As good as he was, I felt Boseman was even better as singer James Brown in GET ON UP. Lord have mercy, he burned up the screen with that performance! I was in awe of his talent. I was proud of his talent. Viola Davis starred as the mother of James Brown. Octavia Spencer co-starred The biopic was directed by Tate Taylor, the man who directed Viola and Octavia in THE HELP (2011).
In 2017, we saw Chadwick Boseman in another big screen biopic. In MARSHALL, the versatile young actor played the man who became the first African American Supreme Court Justice. He starred as Thurgood Marshall.
Then came 2018's BLACK PANTHER with Chadwick Boseman as King T'Challa.
Even as recently as the 1980s, Hollywood's discriminatory notion was "Black stories don't sell." Director Norman Jewison, a successful Caucasian Canadian whose IN THE HEAT OF THE NIGHT won the Oscar for Best Picture of 1967 with Rod Steiger taking home the Oscar for Best Actor. was stunned at the top studio rejections he got when he wanted money to film A SOLDIER'S STORY, based on a Pulitzer Prize winning play. The rejection came because the story had a predominantly Black cast. Jewison offered to work for way less than his usual fee in order to raise money for the production. He got the movie made -- and A SOLDIER'S STORY, featuring newcomer Denzel Washington, was an Oscar nominee for Best Picture of 1984.

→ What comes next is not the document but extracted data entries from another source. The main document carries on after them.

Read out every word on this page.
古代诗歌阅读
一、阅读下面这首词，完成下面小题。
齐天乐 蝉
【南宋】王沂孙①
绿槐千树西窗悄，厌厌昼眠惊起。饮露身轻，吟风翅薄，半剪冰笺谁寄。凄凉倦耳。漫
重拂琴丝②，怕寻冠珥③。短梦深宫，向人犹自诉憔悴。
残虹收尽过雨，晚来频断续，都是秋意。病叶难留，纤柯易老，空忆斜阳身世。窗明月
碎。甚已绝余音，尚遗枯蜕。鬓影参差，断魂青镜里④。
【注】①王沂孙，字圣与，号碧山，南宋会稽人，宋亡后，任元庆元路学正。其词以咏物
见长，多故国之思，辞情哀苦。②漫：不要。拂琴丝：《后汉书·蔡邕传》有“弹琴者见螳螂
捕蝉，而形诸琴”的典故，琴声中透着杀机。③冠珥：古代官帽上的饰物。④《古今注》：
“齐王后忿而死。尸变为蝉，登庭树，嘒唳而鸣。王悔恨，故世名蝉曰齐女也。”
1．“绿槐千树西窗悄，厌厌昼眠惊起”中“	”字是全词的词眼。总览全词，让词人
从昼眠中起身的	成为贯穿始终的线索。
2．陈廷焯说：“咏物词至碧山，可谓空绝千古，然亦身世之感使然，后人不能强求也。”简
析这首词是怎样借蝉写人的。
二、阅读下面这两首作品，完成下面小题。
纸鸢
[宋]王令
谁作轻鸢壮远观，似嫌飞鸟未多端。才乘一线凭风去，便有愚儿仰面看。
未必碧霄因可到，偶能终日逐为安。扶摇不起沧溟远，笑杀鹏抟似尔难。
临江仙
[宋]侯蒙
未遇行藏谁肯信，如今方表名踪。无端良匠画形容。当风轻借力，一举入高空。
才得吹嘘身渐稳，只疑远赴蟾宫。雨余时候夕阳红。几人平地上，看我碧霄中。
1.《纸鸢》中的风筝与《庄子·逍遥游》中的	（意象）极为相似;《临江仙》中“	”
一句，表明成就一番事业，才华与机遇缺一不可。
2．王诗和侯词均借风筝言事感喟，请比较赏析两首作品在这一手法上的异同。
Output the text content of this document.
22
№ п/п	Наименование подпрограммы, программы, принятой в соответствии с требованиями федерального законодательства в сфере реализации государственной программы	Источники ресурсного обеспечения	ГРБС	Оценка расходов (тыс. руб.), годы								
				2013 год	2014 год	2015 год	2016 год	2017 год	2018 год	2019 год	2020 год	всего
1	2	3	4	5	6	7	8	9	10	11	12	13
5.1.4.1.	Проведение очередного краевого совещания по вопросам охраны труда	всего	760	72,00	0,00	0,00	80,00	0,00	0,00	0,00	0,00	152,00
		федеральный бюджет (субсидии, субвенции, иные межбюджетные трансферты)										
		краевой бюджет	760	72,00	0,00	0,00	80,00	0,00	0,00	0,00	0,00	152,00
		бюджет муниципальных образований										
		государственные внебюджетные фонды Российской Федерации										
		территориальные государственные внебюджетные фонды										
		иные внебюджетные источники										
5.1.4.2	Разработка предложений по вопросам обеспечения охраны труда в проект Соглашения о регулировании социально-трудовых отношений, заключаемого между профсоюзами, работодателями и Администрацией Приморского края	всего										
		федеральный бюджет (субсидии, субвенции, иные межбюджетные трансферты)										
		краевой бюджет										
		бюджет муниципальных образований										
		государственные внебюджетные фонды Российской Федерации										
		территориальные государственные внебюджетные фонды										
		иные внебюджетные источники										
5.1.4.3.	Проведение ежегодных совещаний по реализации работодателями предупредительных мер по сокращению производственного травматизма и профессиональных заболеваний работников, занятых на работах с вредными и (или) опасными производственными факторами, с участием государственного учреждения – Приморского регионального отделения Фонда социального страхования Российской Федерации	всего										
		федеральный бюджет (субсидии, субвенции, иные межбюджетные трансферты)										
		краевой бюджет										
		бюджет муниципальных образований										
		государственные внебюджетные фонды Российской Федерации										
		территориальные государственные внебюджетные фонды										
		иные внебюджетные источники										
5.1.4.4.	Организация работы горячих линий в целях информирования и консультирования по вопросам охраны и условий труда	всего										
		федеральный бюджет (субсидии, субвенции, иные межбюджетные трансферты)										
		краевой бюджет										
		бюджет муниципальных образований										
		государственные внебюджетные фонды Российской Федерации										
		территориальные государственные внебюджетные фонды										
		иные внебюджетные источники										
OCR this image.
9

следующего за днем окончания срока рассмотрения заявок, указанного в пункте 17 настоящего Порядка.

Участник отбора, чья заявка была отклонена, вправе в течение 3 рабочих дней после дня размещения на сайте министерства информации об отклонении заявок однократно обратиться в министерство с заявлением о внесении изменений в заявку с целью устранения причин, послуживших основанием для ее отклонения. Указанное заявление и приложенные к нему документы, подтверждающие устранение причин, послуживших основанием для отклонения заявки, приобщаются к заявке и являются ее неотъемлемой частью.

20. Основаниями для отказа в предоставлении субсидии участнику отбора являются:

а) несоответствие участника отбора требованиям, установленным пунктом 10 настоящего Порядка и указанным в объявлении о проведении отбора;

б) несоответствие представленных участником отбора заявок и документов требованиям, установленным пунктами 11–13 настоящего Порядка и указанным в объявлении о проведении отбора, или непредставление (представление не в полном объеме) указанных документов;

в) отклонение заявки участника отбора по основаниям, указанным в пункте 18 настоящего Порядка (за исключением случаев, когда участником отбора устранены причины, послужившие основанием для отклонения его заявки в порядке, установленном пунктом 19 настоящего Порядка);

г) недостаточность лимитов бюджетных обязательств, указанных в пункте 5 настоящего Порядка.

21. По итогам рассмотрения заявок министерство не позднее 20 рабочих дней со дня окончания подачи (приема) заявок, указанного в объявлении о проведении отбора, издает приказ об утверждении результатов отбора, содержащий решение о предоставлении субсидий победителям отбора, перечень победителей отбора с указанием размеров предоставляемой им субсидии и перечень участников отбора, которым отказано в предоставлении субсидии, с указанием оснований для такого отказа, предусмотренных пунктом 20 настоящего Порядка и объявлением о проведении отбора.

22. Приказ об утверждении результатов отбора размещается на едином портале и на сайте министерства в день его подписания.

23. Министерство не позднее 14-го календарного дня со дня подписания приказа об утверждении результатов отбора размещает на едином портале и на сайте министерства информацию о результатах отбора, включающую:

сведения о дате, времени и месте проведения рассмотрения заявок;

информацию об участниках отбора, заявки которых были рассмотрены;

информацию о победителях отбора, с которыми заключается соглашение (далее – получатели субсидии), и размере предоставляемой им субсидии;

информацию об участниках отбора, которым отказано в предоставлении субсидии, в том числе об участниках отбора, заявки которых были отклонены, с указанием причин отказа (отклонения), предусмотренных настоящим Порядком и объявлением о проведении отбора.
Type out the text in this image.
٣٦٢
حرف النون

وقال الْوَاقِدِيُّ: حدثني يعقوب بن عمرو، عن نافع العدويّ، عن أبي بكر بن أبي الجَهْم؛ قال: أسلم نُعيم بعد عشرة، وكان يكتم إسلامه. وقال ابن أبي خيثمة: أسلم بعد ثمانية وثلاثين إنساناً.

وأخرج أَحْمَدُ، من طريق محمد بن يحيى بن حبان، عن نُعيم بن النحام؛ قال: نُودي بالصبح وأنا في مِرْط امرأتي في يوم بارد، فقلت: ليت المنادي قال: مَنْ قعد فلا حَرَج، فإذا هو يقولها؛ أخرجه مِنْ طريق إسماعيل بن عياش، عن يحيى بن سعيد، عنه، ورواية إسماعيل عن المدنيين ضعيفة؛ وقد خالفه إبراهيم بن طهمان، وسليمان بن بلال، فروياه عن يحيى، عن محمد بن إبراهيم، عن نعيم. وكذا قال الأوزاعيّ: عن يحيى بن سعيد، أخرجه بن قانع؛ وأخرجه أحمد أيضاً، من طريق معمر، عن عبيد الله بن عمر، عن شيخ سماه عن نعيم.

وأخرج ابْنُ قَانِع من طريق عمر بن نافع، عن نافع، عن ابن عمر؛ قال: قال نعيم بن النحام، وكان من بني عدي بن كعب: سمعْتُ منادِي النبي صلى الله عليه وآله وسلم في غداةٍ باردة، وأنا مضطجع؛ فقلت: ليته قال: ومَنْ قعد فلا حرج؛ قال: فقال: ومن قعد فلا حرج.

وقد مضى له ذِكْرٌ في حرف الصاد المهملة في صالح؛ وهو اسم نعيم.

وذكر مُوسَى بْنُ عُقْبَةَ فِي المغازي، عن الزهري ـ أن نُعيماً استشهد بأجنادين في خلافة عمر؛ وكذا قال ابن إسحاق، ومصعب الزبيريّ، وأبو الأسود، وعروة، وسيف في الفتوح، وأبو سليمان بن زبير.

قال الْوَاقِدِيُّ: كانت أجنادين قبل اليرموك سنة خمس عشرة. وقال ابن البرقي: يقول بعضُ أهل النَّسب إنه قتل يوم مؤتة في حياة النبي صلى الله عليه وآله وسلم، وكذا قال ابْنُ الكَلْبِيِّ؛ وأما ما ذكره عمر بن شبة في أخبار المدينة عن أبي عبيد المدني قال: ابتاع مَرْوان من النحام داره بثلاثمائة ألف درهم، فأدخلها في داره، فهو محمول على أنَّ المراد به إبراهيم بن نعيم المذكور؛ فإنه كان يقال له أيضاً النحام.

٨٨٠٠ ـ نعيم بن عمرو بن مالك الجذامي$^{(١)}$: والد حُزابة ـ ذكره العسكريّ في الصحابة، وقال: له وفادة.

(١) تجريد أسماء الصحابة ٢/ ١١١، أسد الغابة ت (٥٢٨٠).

Magnificent talents like Cicely Tyson had to go to TV for steady work and good scripts. After her Best Actress Oscar nomination for her remarkable performance in SOUNDER (1972), Hollywood had no other scripts for the Black actress. No other lead role offers. She had to go to TV to play Coretta Scott King, Harriet Tubman and groundbreaking Chicago teacher Marva Collins. Collins' technique and dedication were covered when she was profiled on CBS' 60 MINUTES. Hollywood did not have such biopic opportunities for Black performers.
Chadwick Boseman starred in three big screen biopics and then he played a king in an action/fantasy that not only showed Africa as a rich and culturally advanced civilization, it had Black actors in the lead roles. BLACK PANTHER embarrassed old Hollywood creeds that "Black stories don't sell" by becoming a domestic and foreign box office blockbuster helmed by a Black director, Ryan Coogler.
The work of Chadwick Boseman made me feel so significant, so proud and so grateful to be alive to see it. I remember one weekend when the popularity and importance of BLACK PANTHER was in the entertainment headlines. TCM was airing old Tarzan movies for early Saturday morning fare. In those early 1930s adventures, Black Africans were never presented as intellectual or important. They were disposable citizens in their own land. They carried Bwana's British luggage on their heads during his journey to exploit their land. If they refused to follow his orders, he'd shoot them. Or they'd be the victims of angry gorillas. Or, in early Hollywood images of "Black on Black crime," they'd be killed by pygmy savages. Those pygmies were played by white actors in blackface. Around that time, the Orange Man in the White House had referred to Africa as "a shit-hole country" in conversation. Shining through and cutting through all that like a giant, golden sword was BLACK PANTHER starring Chadwick Boseman as King T'Challa.
Millions of us loved and appreciated Chadwick Boseman. He had the spirit of a great king on screen and off. He used his time and his talents well.